Enhanced anodic charge storage in asymmetric hybrid supercapacitor featuring dione–diimide-based electron deficient conjugated polymers

Abstract

Conjugated polymers (CPs) are emerging as promising candidates for pseudocapacitive electrodes because of their structural diversity, redox capability, and exceptional electronic conductivity. While n-type CP-based electrodes, which enable reductive charge storage, demonstrate superior charge carrier mobility and stability compared to their p-type counterparts, their development has been hindered by synthetic complexities and limited material availability. This study presents, two novel n-type CPs: BDD-NDI and BDD-PDI, featuring highly electron-deficient scaffolds, benzodithiophenedione (BDD), and naphthalene diimide (NDI) or perylene diimide (PDI), respectively. Incorporating redox-active scaffolds into the dual acceptor (A1–A2) design resulted in n-type CPs exhibiting enhanced anodic charge storage and stability by improving charge transport in the negative potential range.
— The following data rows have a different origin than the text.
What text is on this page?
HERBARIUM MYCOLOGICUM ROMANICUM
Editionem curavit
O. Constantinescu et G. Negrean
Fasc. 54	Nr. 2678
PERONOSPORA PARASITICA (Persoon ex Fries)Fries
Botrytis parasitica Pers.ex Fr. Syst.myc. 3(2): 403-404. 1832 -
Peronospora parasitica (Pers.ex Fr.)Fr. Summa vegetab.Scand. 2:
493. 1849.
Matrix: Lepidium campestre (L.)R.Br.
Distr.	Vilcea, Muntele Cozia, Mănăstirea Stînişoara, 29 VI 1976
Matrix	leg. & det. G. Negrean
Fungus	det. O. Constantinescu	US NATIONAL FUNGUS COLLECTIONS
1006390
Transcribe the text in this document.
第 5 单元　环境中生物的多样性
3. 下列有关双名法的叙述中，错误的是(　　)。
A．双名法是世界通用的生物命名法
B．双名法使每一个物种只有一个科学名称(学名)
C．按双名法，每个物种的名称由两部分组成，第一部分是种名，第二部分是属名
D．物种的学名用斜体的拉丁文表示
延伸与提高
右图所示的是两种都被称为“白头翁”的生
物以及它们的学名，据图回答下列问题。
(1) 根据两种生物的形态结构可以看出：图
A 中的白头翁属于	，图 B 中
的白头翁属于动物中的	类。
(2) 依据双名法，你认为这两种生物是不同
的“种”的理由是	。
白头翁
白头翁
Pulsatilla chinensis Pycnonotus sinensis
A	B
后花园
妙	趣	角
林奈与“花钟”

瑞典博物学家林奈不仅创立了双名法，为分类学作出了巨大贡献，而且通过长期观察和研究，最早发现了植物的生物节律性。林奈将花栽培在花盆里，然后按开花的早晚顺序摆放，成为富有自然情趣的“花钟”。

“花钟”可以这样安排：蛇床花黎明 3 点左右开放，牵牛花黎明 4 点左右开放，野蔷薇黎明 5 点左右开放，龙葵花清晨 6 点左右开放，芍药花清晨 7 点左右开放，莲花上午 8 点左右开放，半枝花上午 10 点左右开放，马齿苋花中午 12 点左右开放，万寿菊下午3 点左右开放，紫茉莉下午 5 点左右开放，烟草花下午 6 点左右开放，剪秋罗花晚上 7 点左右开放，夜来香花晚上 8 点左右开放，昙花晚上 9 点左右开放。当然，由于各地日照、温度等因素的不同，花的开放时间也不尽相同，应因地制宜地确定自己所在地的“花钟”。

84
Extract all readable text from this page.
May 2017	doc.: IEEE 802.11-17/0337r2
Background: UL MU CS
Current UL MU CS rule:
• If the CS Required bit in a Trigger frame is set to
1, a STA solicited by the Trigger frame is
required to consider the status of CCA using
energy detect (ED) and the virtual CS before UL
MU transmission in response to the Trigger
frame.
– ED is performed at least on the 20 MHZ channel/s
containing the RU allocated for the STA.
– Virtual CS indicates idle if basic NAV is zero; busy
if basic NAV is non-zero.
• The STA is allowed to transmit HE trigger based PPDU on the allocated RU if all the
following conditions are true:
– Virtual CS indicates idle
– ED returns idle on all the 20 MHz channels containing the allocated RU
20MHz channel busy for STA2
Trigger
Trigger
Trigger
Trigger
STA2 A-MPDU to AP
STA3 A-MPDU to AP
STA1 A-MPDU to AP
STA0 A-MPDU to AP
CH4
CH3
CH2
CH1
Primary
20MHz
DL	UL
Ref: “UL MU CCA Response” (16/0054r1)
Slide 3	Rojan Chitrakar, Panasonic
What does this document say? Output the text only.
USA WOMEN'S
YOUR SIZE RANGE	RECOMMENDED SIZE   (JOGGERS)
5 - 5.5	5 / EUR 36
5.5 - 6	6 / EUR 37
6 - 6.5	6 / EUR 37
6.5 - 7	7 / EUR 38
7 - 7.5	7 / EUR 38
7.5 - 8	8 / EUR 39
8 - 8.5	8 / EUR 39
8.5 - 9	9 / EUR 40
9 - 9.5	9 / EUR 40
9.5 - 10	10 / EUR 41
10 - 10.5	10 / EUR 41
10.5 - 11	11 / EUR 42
Among these, BDD-PDI exhibits remarkable pseudocapacitive performance, delivering a specific capacitance of 205 F g⁻¹ and 76% capacitance retention over 10 000 cycles at 5 A g⁻¹. When integrated into an asymmetric supercapacitor with activated carbon as cathode and BDD-PDI as anode, the device achieves an impressive energy density of 66.8 Wh kg⁻¹ and a power density of 12.9 kW kg⁻¹, facilitated by its broad operating potential window. This research offers valuable insights into the development of novel n-type pseudocapacitive electrodes, aiming for cost-effective and sustainable energy storage solutions.